Donald Trump has announced he is fashioning his upcoming Inaugural Address to the speeches given by John Kennedy and Ronald Reagan.

Every President wants his address to remembered like John Kennedy’s. Few live up to the task because few 1. Spend the time to keep it short and 2. Spend the time to make the phrases and sentences that sound good even better with word choice. There are a lot of good sentences in each Inaugural Address. But gosh, this comes once in a century:

“The energy, the faith, the devotion, which we bring to this endeavor will light our country and all who serve it. And the glow from that fire can truly light the world.” John Kennedy, January 20, 1961.

That sentence, coupled with Kennedy’s closing benediction, “And so my fellow Americans, ask now what your country can do for you- ask what you can do for your country,” were not just words that sounded fine in the cold January air, making heads bob up and down. They were calls to service. Kennedy backed them up with real policy like the Peace Corps and a challenge to devote peaceful efforts to space and science.

Donald Trump would like to hit the high notes Kennedy reached, but he is most likely to mirror Ronald Reagan, who had the incredible opportunity to put many, many years of governmental distrust and hatred behind him with his own Inaugural Address on January 20, 1981. Reagan started off with a twist- his ceremony faced West- facing the country. Presidents before him had all faced East. It was a refreshing change, symbolic more than anything. But in a ceremony of symbols, it felt right. The country was turning from the past. Not our entire past, but the past of the last sixteen years- a past that included a stalemate in Vietnam leaving 52,000 dead, a crippled economy and a President who just couldn’t make sense of any of it.

Reagan started as only a few presidents have: with a gentlemanly nod towards his successor, James Earl Carter. Carter was sitting behind him on practically zero sleep in the previous 72 hours, working tirelessly for the release of the American hostages held captive by Iran.

Those hostages would be released as Reagan took the oath.
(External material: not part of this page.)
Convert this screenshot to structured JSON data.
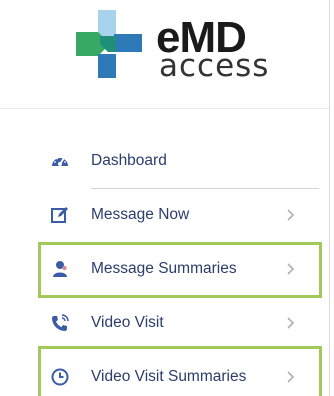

Carter may have appreciated the sentiment of Reagan’s second paragraph, grateful for one more round of applause on the world stage. But it did not last long. Reagan then launched into a diatribe against the current state of the nation, and how he would fix it.

In his 1989 Inaugural Address, President George H. W. Bush talked about “a new breeze is blowing, and a generation, refreshed by freedom, stands ready to push on.” That breeze started blowing in 1981, and Reagan captured the nation’s attention with a long discourse with one major theme: The people are what’s right with America- and the people will see us restored.

In 1981, Reagan not only but Carter to bed, he put Nixon to bed, too.

Donald Trump does not have the mandate to put Barack Obama to bed. If anything, I expect a glowing tribute, much like Reagan’s to Carter, and then a turn to page after page on how he will fix the country.

Reports today announce the Inaugural Balls have been cut back from ten to three, and the Inaugural parade will be shortened to one hour so the President can get down to business.

Inaugurations set the tone for the entire administration. I look forward to a Reagan-like call to put power back on the people:

“We have every right to dream heroic dreams. Those who say that we’re in a time when there are not heroes, they just don’t know where to look. You can see heroes every day going in and out of factory gates. Others, a handful in number, produce enough food to feed all of us and then the world beyond. You meet heroes across a counter, and they’re on both sides of that counter. There are entrepreneurs with faith in themselves and faith in an idea who create new jobs, new wealth and opportunity. They’re individuals and families whose taxes support the government and whose voluntary gifts support church, charity, culture, art, and education. Their patriotism is quiet, but deep. Their values sustain our national life.

Now, I have used the words “they” and “their” in speaking of these heroes. I could say “you” and “your,” because I’m addressing the heroes of whom I speak—you, the citizens of this blessed land. Your dreams, your hopes, your goals are going to be the dreams, the hopes, and the goals of this administration, so help me God. ” Ronald Reagan, January 20, 1981.

But gosh- a little styling after Richard Nixon on January 20, 1969 would be good for all of us, too. Nixon spoke about greatness:

“Greatness comes in simple trappings.

The simple things are the ones most needed today if we are to surmount what divides us, and cement what unites us.

To lower our voices would be a simple thing.

In these difficult years, America has suffered from a fever of words; from inflated rhetoric that promises more than it can deliver; from angry rhetoric that fans discontents into hatreds; from bombastic rhetoric that postures instead of persuading.

We cannot learn from one another until we stop shouting at one another–until we speak quietly enough so that our words can be heard as well as our voices.

For its part, government will listen. We will strive to listen in new ways–to the voices of quiet anguish, the voices that speak without words, the voices of the heart–to the injured voices, the anxious voices, the voices that have despaired of being heard.

Those who have been left out, we will try to bring in.

Those left behind, we will help to catch up.

For all of our people, we will set as our goal the decent order that makes progress possible and our lives secure.

As we reach toward our hopes, our task is to build on what has gone before–not turning away from the old, but turning toward the new.” Richard Nixon, January 20, 1969.